A modular Python ETL that extracts, validates, and sinks e-commerce data to three configurable destinations.
Built on BigQuery's public thelook_ecommerce dataset, this pipeline enforces type safety via Pydantic models, processes data in-process via DuckDB, and routes results to CSV, Amazon S3, or MotherDuck based on runtime configuration — with every component independently testable.
Extract once, validate strictly, sink anywhere.
The design problem
Most ETL scripts couple the extraction, transformation, and loading steps into a single procedural blob — making each step impossible to test independently and every destination change a surgery. The goal here was to build a pipeline where each stage is a self-contained Python module: the BigQuery extractor doesn't know about DuckDB, the Pydantic validator doesn't know about S3, and the sink layer is selected at runtime, not hardcoded.
The e-commerce dataset from BigQuery's public catalog provides a realistic multi-table workload — orders, order items, users, products, inventory, and events — at a volume that exercises real ingestion patterns without requiring private credentials.
Why Pydantic validation in the middle
Data contracts at the boundary. The BigQuery extractor returns unvalidated dicts. Pydantic models intercept each record before it enters DuckDB, enforcing types, rejecting nulls in non-nullable columns, and flagging business-rule violations — all before bad data can corrupt the analytical layer.

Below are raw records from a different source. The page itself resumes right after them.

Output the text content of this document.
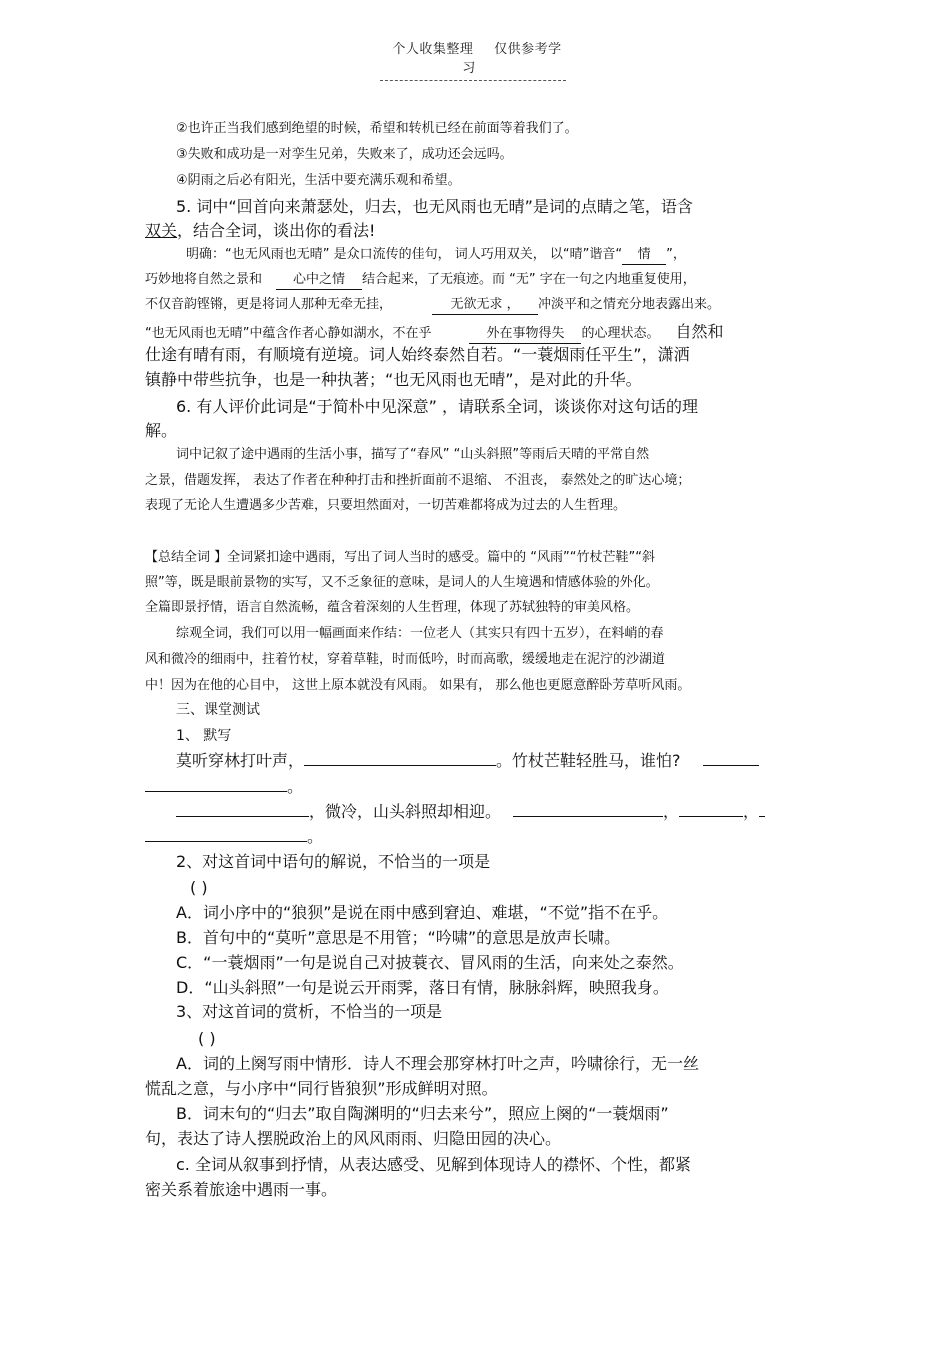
个人收集整理 仅供参考学习
②也许正当我们感到绝望的时候，希望和转机已经在前面等着我们了。
③失败和成功是一对孪生兄弟，失败来了，成功还会远吗。
④阴雨之后必有阳光，生活中要充满乐观和希望。
5. 词中“回首向来萧瑟处，归去，也无风雨也无晴”是词的点睛之笔，语含
双关，结合全词，谈出你的看法!
明确：“也无风雨也无晴” 是众口流传的佳句， 词人巧用双关， 以“晴”谐音“ 情 ”，
巧妙地将自然之景和 心中之情 结合起来，了无痕迹。而 “无” 字在一句之内地重复使用，
不仅音韵铿锵，更是将词人那种无牵无挂，	无欲无求 ， 冲淡平和之情充分地表露出来。
“也无风雨也无晴”中蕴含作者心静如湖水，不在乎	外在事物得失 的心理状态。 自然和
仕途有晴有雨，有顺境有逆境。词人始终泰然自若。“一蓑烟雨任平生”，潇洒
镇静中带些抗争，也是一种执著；“也无风雨也无晴”，是对此的升华。
6. 有人评价此词是“于简朴中见深意” ，请联系全词，谈谈你对这句话的理
解。
词中记叙了途中遇雨的生活小事，描写了“春风” “山头斜照”等雨后天晴的平常自然
之景，借题发挥， 表达了作者在种种打击和挫折面前不退缩、 不沮丧， 泰然处之的旷达心境；
表现了无论人生遭遇多少苦难，只要坦然面对，一切苦难都将成为过去的人生哲理。
【总结全词 】全词紧扣途中遇雨，写出了词人当时的感受。篇中的 “风雨”“竹杖芒鞋”“斜
照”等，既是眼前景物的实写，又不乏象征的意味，是词人的人生境遇和情感体验的外化。
全篇即景抒情，语言自然流畅，蕴含着深刻的人生哲理，体现了苏轼独特的审美风格。
综观全词，我们可以用一幅画面来作结：一位老人（其实只有四十五岁），在料峭的春
风和微冷的细雨中，拄着竹杖，穿着草鞋，时而低吟，时而高歌，缓缓地走在泥泞的沙湖道
中！因为在他的心目中， 这世上原本就没有风雨。 如果有， 那么他也更愿意醉卧芳草听风雨。
三、课堂测试
1、 默写
莫听穿林打叶声，	。竹杖芒鞋轻胜马，谁怕?
。
，微冷，山头斜照却相迎。	，	，
。
2、对这首词中语句的解说，不恰当的一项是
( )
A．词小序中的“狼狈”是说在雨中感到窘迫、难堪，“不觉”指不在乎。
B．首句中的“莫听”意思是不用管；“吟啸”的意思是放声长啸。
C．“一蓑烟雨”一句是说自己对披蓑衣、冒风雨的生活，向来处之泰然。
D．“山头斜照”一句是说云开雨霁，落日有情，脉脉斜辉，映照我身。
3、对这首词的赏析，不恰当的一项是
( )
A．词的上阕写雨中情形．诗人不理会那穿林打叶之声，吟啸徐行，无一丝
慌乱之意，与小序中“同行皆狼狈”形成鲜明对照。
B．词末句的“归去”取自陶渊明的“归去来兮”，照应上阕的“一蓑烟雨”
句，表达了诗人摆脱政治上的风风雨雨、归隐田园的决心。
c. 全词从叙事到抒情，从表达感受、见解到体现诗人的襟怀、个性，都紧
密关系着旅途中遇雨一事。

Validation failures are logged with row context, not swallowed silently. The pipeline can be configured to fail-fast on the first invalid record (strict mode) or quarantine invalid rows and continue (tolerant mode), depending on the sink destination's sensitivity.
Six tables from BigQuery's thelook_ecommerce public dataset.
The pipeline is table-agnostic — any table name is valid input to the BigQuery extractor. The six tables below represent the core e-commerce domain: transactional (orders, order_items), dimensional (users, products), operational (inventory_items), and behavioural (events).
Type safety at the ingestion boundary — before a single record enters DuckDB.
Pydantic v2 models act as the contract between the BigQuery extractor and the DuckDB loader. Every record is passed through the relevant model class — invalid records are intercepted, logged, and either rejected or quarantined before they can corrupt the analytical layer.
One pipeline, three output targets — selected at runtime.
After DuckDB processes the validated records, the sink adapter writes the output to whichever destination is specified at runtime. Each adapter is a separate Python class implementing a common SinkAdapter interface — swapping destinations requires no changes to the extraction or validation layers.
Four independent modules, zero cross-imports between stages.
Each component is a Python module with a single public interface. The orchestrator (main.py) is the only file that imports from multiple modules — ensuring that each component can be unit-tested in isolation, and that a change in one module cannot break another.
A reproducible, independently-testable ETL codebase.
Every component ships with unit tests, environment variable configuration, and a README covering local setup and sink-specific credential requirements.
A pipeline is only as trustworthy as the data that enters it. Validate at the boundary, process in-memory, and make the output destination a runtime decision — not a hardcoded assumption.